Either Let \( \omega = \cos \frac{\pi}{5} + i \sin \frac{\pi}{5} \) - CIE - A-Level Further Maths - Question 11 - 2011 - Paper 1

First, calculate ( \omega^4 ):

Using De Moivre's theorem again: [ \omega^4 = \cos(4\times \frac{\pi}{5}) + i\sin(4\times \frac{\pi}{5}) = -\cos \frac{\pi}{5} + i\sin \frac{\pi}{5} ] Now, we subtract: [ \omega - \omega^4 = (\cos \frac{\pi}{5} + i\sin \frac{\pi}{5}) - (-\cos \frac{\pi}{5} + i\sin \frac{\pi}{5}) ] This simplifies to: [ \omega - \omega^4 = 2\cos \frac{\pi}{5} ]
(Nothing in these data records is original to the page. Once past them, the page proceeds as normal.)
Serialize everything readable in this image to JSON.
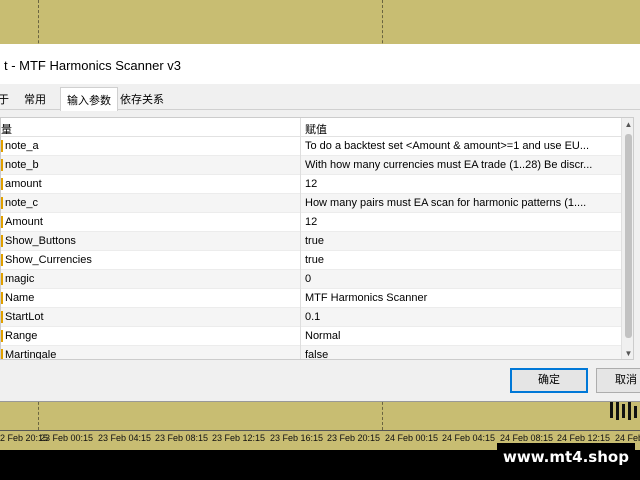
{
  "window": {
    "title": "t - MTF Harmonics Scanner v3"
  },
  "tabs": [
    {
      "label": "于"
    },
    {
      "label": "常用"
    },
    {
      "label": "输入参数"
    },
    {
      "label": "依存关系"
    }
  ],
  "grid": {
    "header": {
      "variable": "量",
      "value": "赋值"
    },
    "rows": [
      {
        "name": "note_a",
        "value": "To do a backtest set <Amount & amount>=1 and use EU..."
      },
      {
        "name": "note_b",
        "value": "With how many currencies must EA trade (1..28) Be discr..."
      },
      {
        "name": "amount",
        "value": "12"
      },
      {
        "name": "note_c",
        "value": "How many pairs must EA scan for harmonic patterns (1...."
      },
      {
        "name": "Amount",
        "value": "12"
      },
      {
        "name": "Show_Buttons",
        "value": "true"
      },
      {
        "name": "Show_Currencies",
        "value": "true"
      },
      {
        "name": "magic",
        "value": "0"
      },
      {
        "name": "Name",
        "value": "MTF Harmonics Scanner"
      },
      {
        "name": "StartLot",
        "value": "0.1"
      },
      {
        "name": "Range",
        "value": "Normal"
      },
      {
        "name": "Martingale",
        "value": "false"
      }
    ]
  },
  "buttons": {
    "ok": "确定",
    "cancel": "取消"
  },
  "chart_axis": {
    "ticks": [
      "2 Feb 20:15",
      "23 Feb 00:15",
      "23 Feb 04:15",
      "23 Feb 08:15",
      "23 Feb 12:15",
      "23 Feb 16:15",
      "23 Feb 20:15",
      "24 Feb 00:15",
      "24 Feb 04:15",
      "24 Feb 08:15",
      "24 Feb 12:15",
      "24 Feb 16:15",
      "24 Feb 2"
    ]
  },
  "watermark": "www.mt4.shop",
  "colors": {
    "chart_bg": "#c8bd72",
    "accent": "#0078d7"
  }
}
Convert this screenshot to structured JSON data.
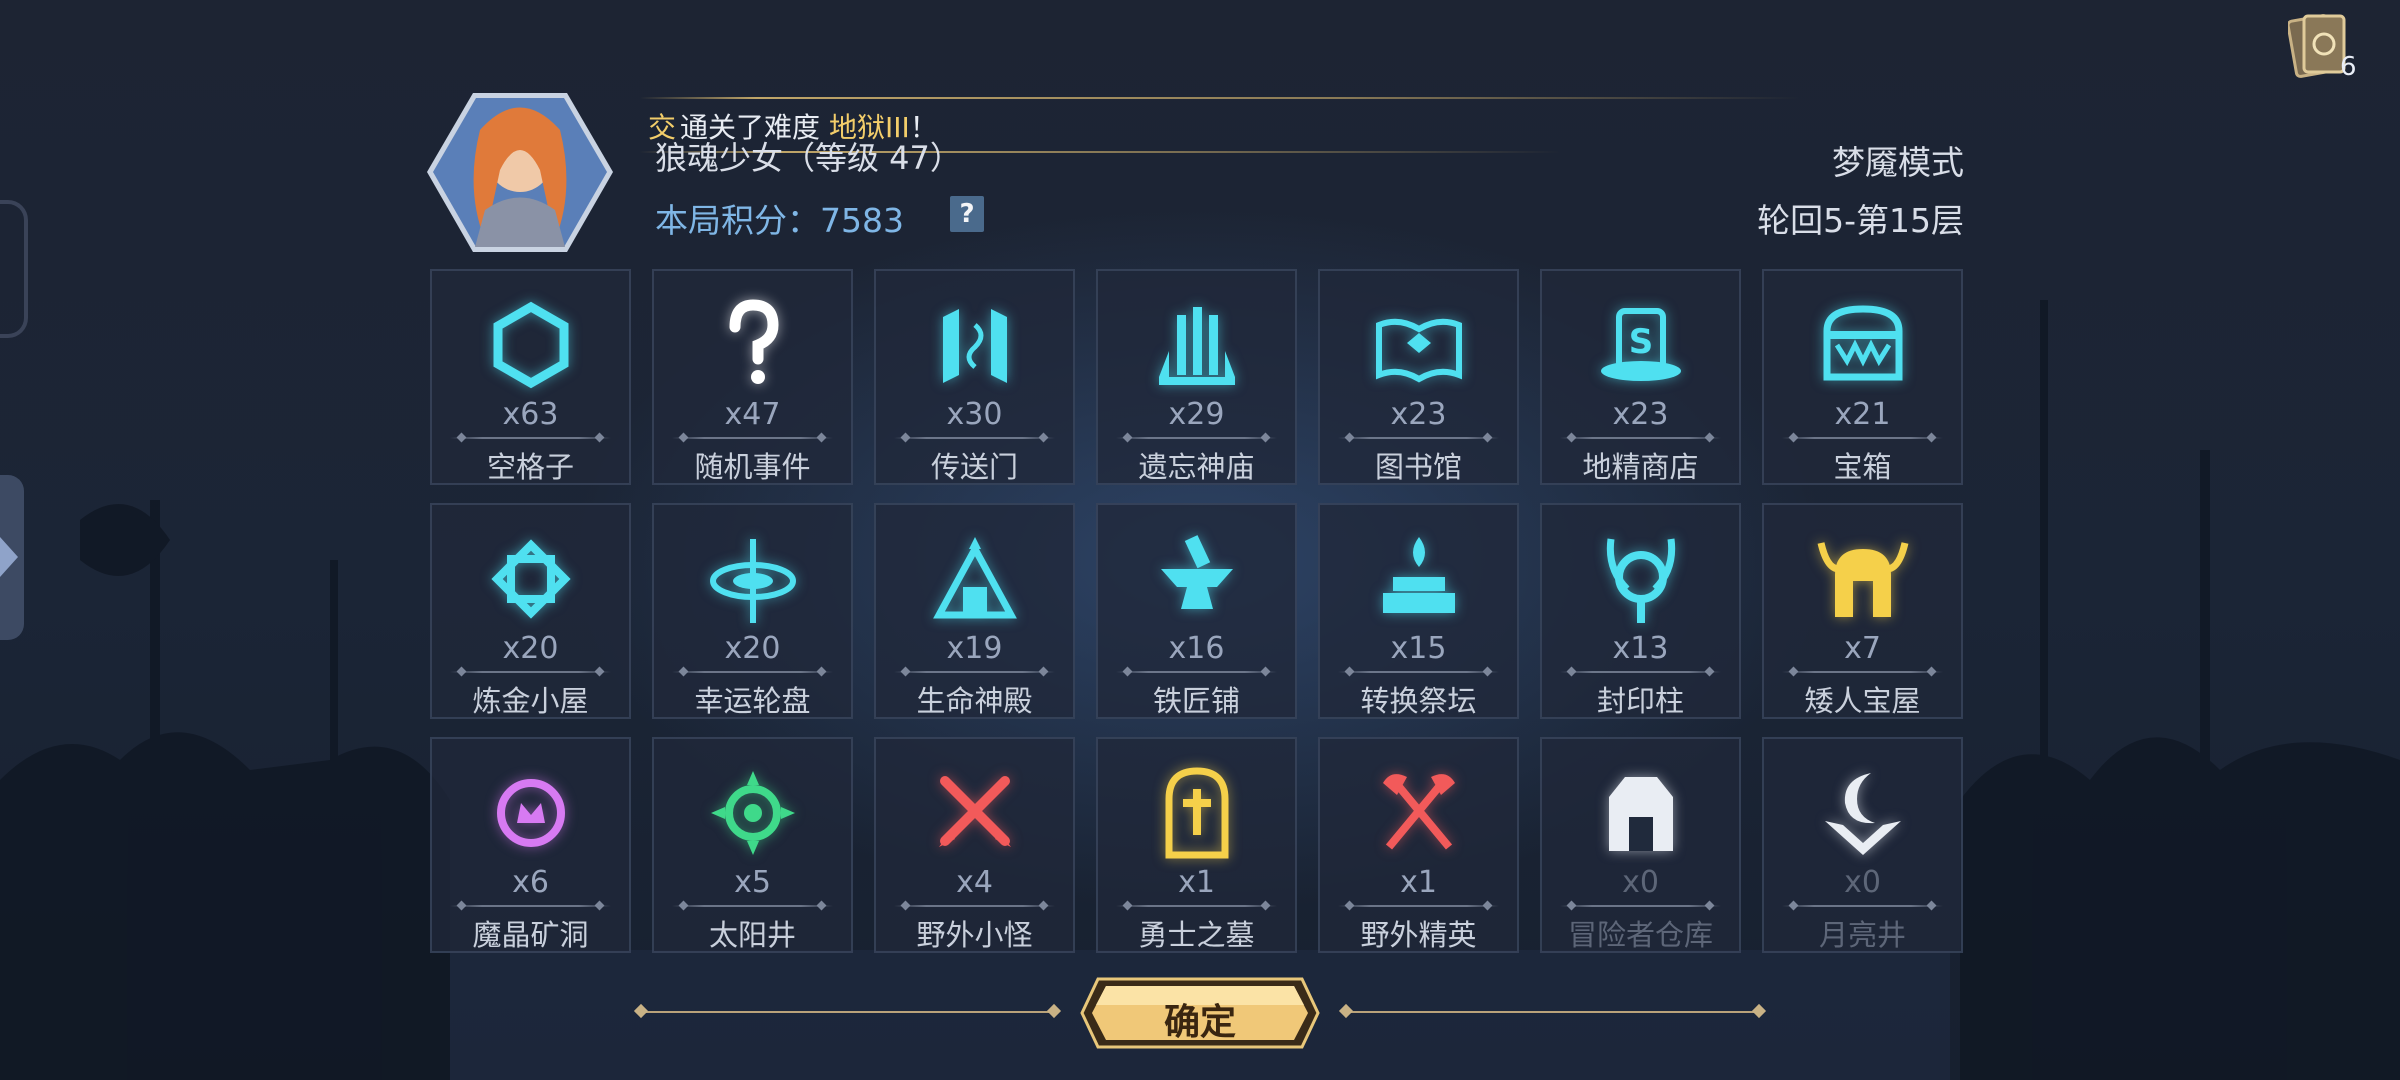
{
  "top_right": {
    "card_count": "6"
  },
  "header": {
    "notice_mark": "交",
    "notice_prefix": "通关了难度",
    "difficulty": "地狱III",
    "notice_suffix": "！",
    "player": "狼魂少女（等级 47）",
    "score_label": "本局积分：",
    "score_value": "7583",
    "help_label": "?",
    "mode": "梦魇模式",
    "round": "轮回5-第15层"
  },
  "tiles": [
    {
      "name": "空格子",
      "count": "x63",
      "icon": "hexagon-icon",
      "color": "#4fe0f0"
    },
    {
      "name": "随机事件",
      "count": "x47",
      "icon": "question-mark-icon",
      "color": "#ffffff"
    },
    {
      "name": "传送门",
      "count": "x30",
      "icon": "portal-icon",
      "color": "#4fe0f0"
    },
    {
      "name": "遗忘神庙",
      "count": "x29",
      "icon": "temple-icon",
      "color": "#4fe0f0"
    },
    {
      "name": "图书馆",
      "count": "x23",
      "icon": "open-book-icon",
      "color": "#4fe0f0"
    },
    {
      "name": "地精商店",
      "count": "x23",
      "icon": "shop-hat-icon",
      "color": "#4fe0f0"
    },
    {
      "name": "宝箱",
      "count": "x21",
      "icon": "treasure-chest-icon",
      "color": "#4fe0f0"
    },
    {
      "name": "炼金小屋",
      "count": "x20",
      "icon": "alchemy-icon",
      "color": "#4fe0f0"
    },
    {
      "name": "幸运轮盘",
      "count": "x20",
      "icon": "wheel-icon",
      "color": "#4fe0f0"
    },
    {
      "name": "生命神殿",
      "count": "x19",
      "icon": "life-temple-icon",
      "color": "#4fe0f0"
    },
    {
      "name": "铁匠铺",
      "count": "x16",
      "icon": "anvil-icon",
      "color": "#4fe0f0"
    },
    {
      "name": "转换祭坛",
      "count": "x15",
      "icon": "altar-icon",
      "color": "#4fe0f0"
    },
    {
      "name": "封印柱",
      "count": "x13",
      "icon": "seal-pillar-icon",
      "color": "#4fe0f0"
    },
    {
      "name": "矮人宝屋",
      "count": "x7",
      "icon": "dwarf-helmet-icon",
      "color": "#f5d04a"
    },
    {
      "name": "魔晶矿洞",
      "count": "x6",
      "icon": "crystal-mine-icon",
      "color": "#d77af2"
    },
    {
      "name": "太阳井",
      "count": "x5",
      "icon": "sun-well-icon",
      "color": "#3fd98a"
    },
    {
      "name": "野外小怪",
      "count": "x4",
      "icon": "crossed-swords-icon",
      "color": "#f25a5a"
    },
    {
      "name": "勇士之墓",
      "count": "x1",
      "icon": "tombstone-icon",
      "color": "#f5d04a"
    },
    {
      "name": "野外精英",
      "count": "x1",
      "icon": "crossed-axes-icon",
      "color": "#f25a5a"
    },
    {
      "name": "冒险者仓库",
      "count": "x0",
      "icon": "warehouse-icon",
      "color": "#e9edf3"
    },
    {
      "name": "月亮井",
      "count": "x0",
      "icon": "moon-well-icon",
      "color": "#e9edf3"
    }
  ],
  "footer": {
    "confirm_label": "确定"
  }
}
We need to calculate ( \omega^3 ) and ( \omega^2 ):

Using De Moivre's theorem: [ \omega^3 = \cos(3\times \frac{\pi}{5}) + i\sin(3\times \frac{\pi}{5}) = -\cos \frac{2\pi}{5} + i\sin \frac{3\pi}{5} ] [ \omega^2 = \cos(2\times \frac{\pi}{5}) + i\sin(2\times \frac{\pi}{5}) ] Now perform the subtraction: [ \omega^3 - \omega^2 = (-\cos \frac{2\pi}{5} + i\sin \frac{3\pi}{5}) - (\cos \frac{2\pi}{5} + i\sin \frac{2\pi}{5}) ] This yields: [ \omega^3 - \omega^2 = 2\cos \frac{3\pi}{5} ]

From earlier equations, notice: [ \cos \frac{\pi}{5} + \cos \frac{3\pi}{5} = 1 ] To find ( \cos \frac{\pi}{5} ), we set: [ \cos \frac{\pi}{5} = x \ \cos \frac{3\pi}{5} = -1 - x ] Substituting into: [ 2\cos \frac{\pi}{5} = 1 \ \Rightarrow \cos \frac{\pi}{5} = \frac{1}{2} ]

Roots of the quadratic equation can be derived using the form: [ ax^2 + bx + c = 0 ] With the roots being ( r_1 = \cos \frac{\pi}{5} ) and ( r_2 = \cos \frac{3\pi}{5} ), we know: [ b = - (r_1 + r_2) \ c = r_1 \cdot r_2 ] Substituting: [ \Rightarrow x^2 - (\cos \frac{\pi}{5} + \cos \frac{3\pi}{5})x + \left( \cos \frac{\pi}{5} \cdot \cos \frac{3\pi}{5} \right) = 0 ] With the values calculated: This results in a specific form, which we can equate to find the necessary coefficients.